Book It s a Disaster     and What Are You Gonna Do about It

Download or read book It s a Disaster and What Are You Gonna Do about It written by Bill Liebsch and published by . This book was released on 2001 with total page 0 pages. Available in PDF, EPUB and Kindle. Book excerpt: "This information is not intended as a substitute for a first aid cvourse, but reviews some basic first aid measures that could be used when medical assistance is delayed or temporarily unavailable due to a major disaster or crisis"--Page 5

Book Invasive Plants

    Book Details:
  • Author : Randy G. Westbrooks
  • Publisher :
  • Release : 2001-02
  • ISBN : 9780160616211
  • Pages : 63 pages

Download or read book Invasive Plants written by Randy G. Westbrooks and published by . This book was released on 2001-02 with total page 63 pages. Available in PDF, EPUB and Kindle. Book excerpt: Nonnative plant invaders are causing millions of dollars worth of damage to our natural, managed, and agricultural ecosystems, and their effects can be long-lasting. This fact book is intended to raise awareness of the destruction and economic losses caused by invasive plants in the U.S. Sections include: understanding the problems; plant invasions -- impacts, status, and trends: croplands, yards and gardens, rights-of-way, rangelands and pastures, forests, deserts, wetlands and waterways, Florida, Hawaii, natural areas, parks and refuges, private reserves, wildlife, plant communities, and biodiversity, recreational areas, and human and animal health.

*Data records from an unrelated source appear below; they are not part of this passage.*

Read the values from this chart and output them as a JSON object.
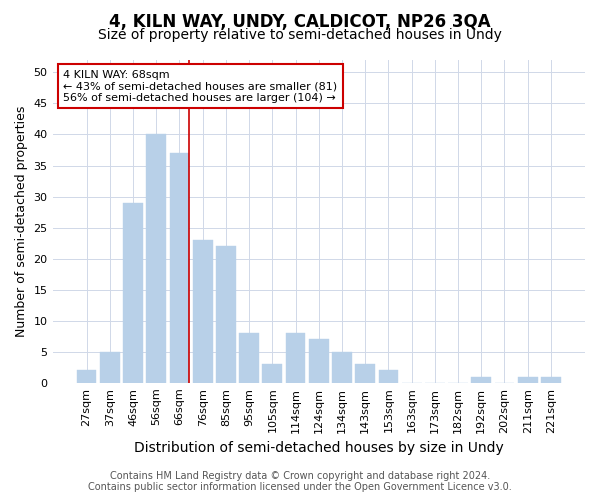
{
  "title1": "4, KILN WAY, UNDY, CALDICOT, NP26 3QA",
  "title2": "Size of property relative to semi-detached houses in Undy",
  "xlabel": "Distribution of semi-detached houses by size in Undy",
  "ylabel": "Number of semi-detached properties",
  "categories": [
    "27sqm",
    "37sqm",
    "46sqm",
    "56sqm",
    "66sqm",
    "76sqm",
    "85sqm",
    "95sqm",
    "105sqm",
    "114sqm",
    "124sqm",
    "134sqm",
    "143sqm",
    "153sqm",
    "163sqm",
    "173sqm",
    "182sqm",
    "192sqm",
    "202sqm",
    "211sqm",
    "221sqm"
  ],
  "values": [
    2,
    5,
    29,
    40,
    37,
    23,
    22,
    8,
    3,
    8,
    7,
    5,
    3,
    2,
    0,
    0,
    0,
    1,
    0,
    1,
    1
  ],
  "bar_color": "#b8d0e8",
  "bar_edge_color": "#b8d0e8",
  "vline_x": 4.0,
  "vline_color": "#cc0000",
  "annotation_title": "4 KILN WAY: 68sqm",
  "annotation_line1": "← 43% of semi-detached houses are smaller (81)",
  "annotation_line2": "56% of semi-detached houses are larger (104) →",
  "annotation_box_color": "#ffffff",
  "annotation_box_edge": "#cc0000",
  "ylim": [
    0,
    52
  ],
  "yticks": [
    0,
    5,
    10,
    15,
    20,
    25,
    30,
    35,
    40,
    45,
    50
  ],
  "footer1": "Contains HM Land Registry data © Crown copyright and database right 2024.",
  "footer2": "Contains public sector information licensed under the Open Government Licence v3.0.",
  "bg_color": "#ffffff",
  "plot_bg_color": "#ffffff",
  "grid_color": "#d0d8e8",
  "title1_fontsize": 12,
  "title2_fontsize": 10,
  "xlabel_fontsize": 10,
  "ylabel_fontsize": 9,
  "tick_fontsize": 8,
  "footer_fontsize": 7,
  "annotation_fontsize": 8
}
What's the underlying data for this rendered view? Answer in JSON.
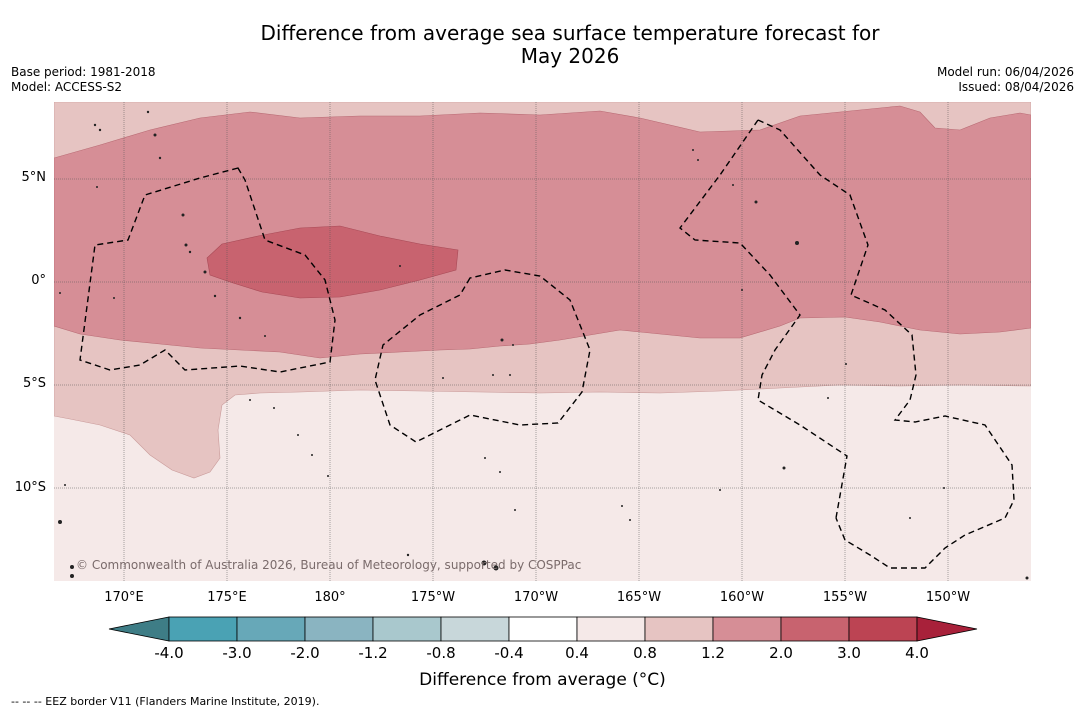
{
  "title_line1": "Difference from average sea surface temperature forecast for",
  "title_line2": "May 2026",
  "base_period": "Base period: 1981-2018",
  "model": "Model: ACCESS-S2",
  "model_run": "Model run: 06/04/2026",
  "issued": "Issued: 08/04/2026",
  "copyright": "© Commonwealth of Australia 2026, Bureau of Meteorology, supported by COSPPac",
  "lon_labels": [
    "170°E",
    "175°E",
    "180°",
    "175°W",
    "170°W",
    "165°W",
    "160°W",
    "155°W",
    "150°W"
  ],
  "lat_labels": [
    "5°N",
    "0°",
    "5°S",
    "10°S"
  ],
  "colorbar": {
    "ticks": [
      "-4.0",
      "-3.0",
      "-2.0",
      "-1.2",
      "-0.8",
      "-0.4",
      "0.4",
      "0.8",
      "1.2",
      "2.0",
      "3.0",
      "4.0"
    ],
    "colors": [
      "#3e7d86",
      "#4aa2b4",
      "#67a8b8",
      "#8ab4c1",
      "#a9c8cd",
      "#c8d7da",
      "#ffffff",
      "#f5e9e8",
      "#e6c4c2",
      "#d68e96",
      "#c8636f",
      "#bc4453",
      "#a8213a"
    ],
    "label": "Difference from average (°C)"
  },
  "footnote": "--  --  -- EEZ border V11 (Flanders Marine Institute, 2019).",
  "colors": {
    "band_0_4_0_8": "#f5e9e8",
    "band_0_8_1_2": "#e6c4c2",
    "band_1_2_2_0": "#d68e96",
    "band_2_0_3_0": "#c8636f"
  }
}
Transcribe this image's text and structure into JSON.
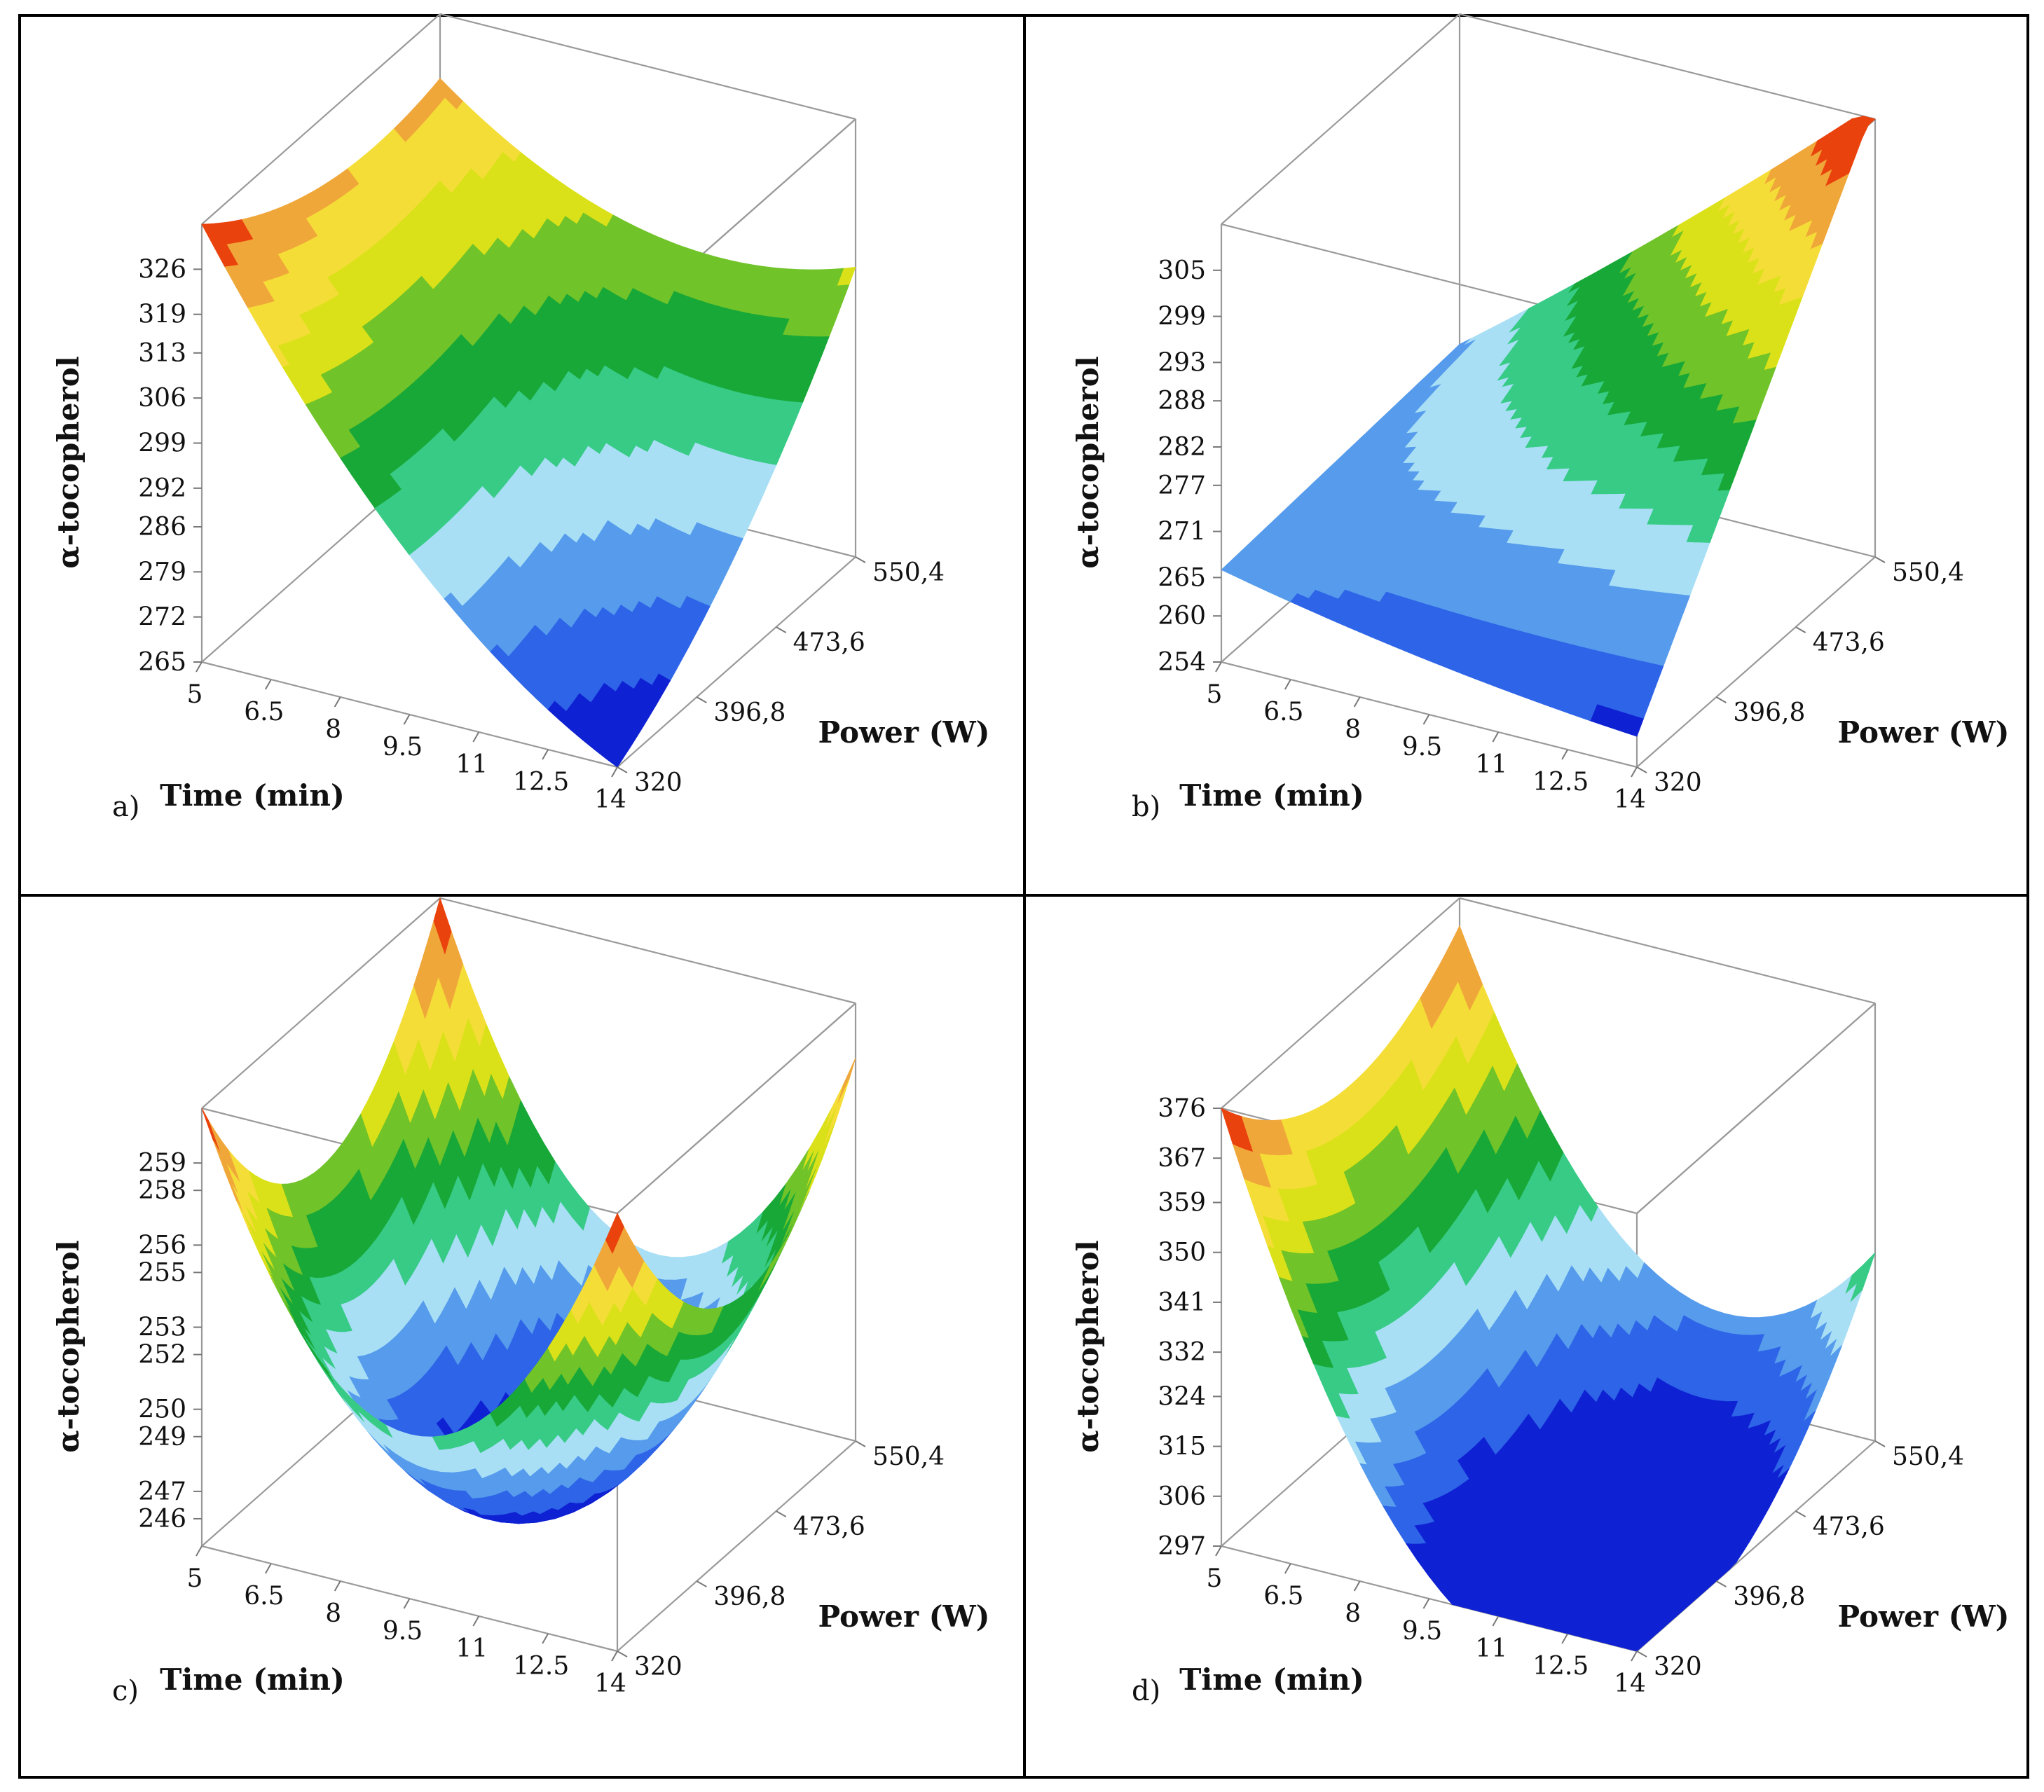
{
  "figure": {
    "panels": [
      "a)",
      "b)",
      "c)",
      "d)"
    ]
  },
  "chart_data": [
    {
      "type": "surface",
      "panel_label": "a)",
      "xlabel": "Time (min)",
      "ylabel": "Power (W)",
      "zlabel": "α-tocopherol",
      "x_ticks": [
        "5",
        "6.5",
        "8",
        "9.5",
        "11",
        "12.5",
        "14"
      ],
      "y_ticks": [
        "320",
        "396,8",
        "473,6",
        "550,4"
      ],
      "z_ticks": [
        "265",
        "272",
        "279",
        "286",
        "292",
        "299",
        "306",
        "313",
        "319",
        "326"
      ],
      "xlim": [
        5,
        14
      ],
      "ylim": [
        320,
        550.4
      ],
      "zlim": [
        265,
        333
      ],
      "surface_corners": {
        "time_5_power_320": 333,
        "time_14_power_320": 265,
        "time_14_power_550.4": 315,
        "time_5_power_550.4": 310
      },
      "color_scale": "blue-green-yellow-red"
    },
    {
      "type": "surface",
      "panel_label": "b)",
      "xlabel": "Time (min)",
      "ylabel": "Power (W)",
      "zlabel": "α-tocopherol",
      "x_ticks": [
        "5",
        "6.5",
        "8",
        "9.5",
        "11",
        "12.5",
        "14"
      ],
      "y_ticks": [
        "320",
        "396,8",
        "473,6",
        "550,4"
      ],
      "z_ticks": [
        "254",
        "260",
        "265",
        "271",
        "277",
        "282",
        "288",
        "293",
        "299",
        "305"
      ],
      "xlim": [
        5,
        14
      ],
      "ylim": [
        320,
        550.4
      ],
      "zlim": [
        254,
        311
      ],
      "surface_corners": {
        "time_5_power_320": 266,
        "time_14_power_320": 254,
        "time_14_power_550.4": 311,
        "time_5_power_550.4": 268
      },
      "color_scale": "blue-green-yellow-red"
    },
    {
      "type": "surface",
      "panel_label": "c)",
      "xlabel": "Time (min)",
      "ylabel": "Power (W)",
      "zlabel": "α-tocopherol",
      "x_ticks": [
        "5",
        "6.5",
        "8",
        "9.5",
        "11",
        "12.5",
        "14"
      ],
      "y_ticks": [
        "320",
        "396,8",
        "473,6",
        "550,4"
      ],
      "z_ticks": [
        "246",
        "247",
        "249",
        "250",
        "252",
        "253",
        "255",
        "256",
        "258",
        "259"
      ],
      "xlim": [
        5,
        14
      ],
      "ylim": [
        320,
        550.4
      ],
      "zlim": [
        245,
        261
      ],
      "surface_corners": {
        "time_5_power_320": 258,
        "time_14_power_320": 256,
        "time_14_power_550.4": 256,
        "time_5_power_550.4": 261
      },
      "minimum": 245,
      "color_scale": "blue-green-yellow-red"
    },
    {
      "type": "surface",
      "panel_label": "d)",
      "xlabel": "Time (min)",
      "ylabel": "Power (W)",
      "zlabel": "α-tocopherol",
      "x_ticks": [
        "5",
        "6.5",
        "8",
        "9.5",
        "11",
        "12.5",
        "14"
      ],
      "y_ticks": [
        "320",
        "396,8",
        "473,6",
        "550,4"
      ],
      "z_ticks": [
        "297",
        "306",
        "315",
        "324",
        "332",
        "341",
        "350",
        "359",
        "367",
        "376"
      ],
      "xlim": [
        5,
        14
      ],
      "ylim": [
        320,
        550.4
      ],
      "zlim": [
        297,
        376
      ],
      "surface_corners": {
        "time_5_power_320": 376,
        "time_14_power_320": 297,
        "time_14_power_550.4": 355,
        "time_5_power_550.4": 352
      },
      "color_scale": "blue-green-yellow-red"
    }
  ]
}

Book Empires of the Turning Tide

Download or read book Empires of the Turning Tide written by Douglas Deur and published by . This book was released on 2016 with total page 426 pages. Available in PDF, EPUB and Kindle. Book excerpt: This book "illuminates the history of the many people who together have called this region home, and their relationships with the park landscapes, waters, and natural resources that continue to set the Columbia-Pacific region apart."--Cover.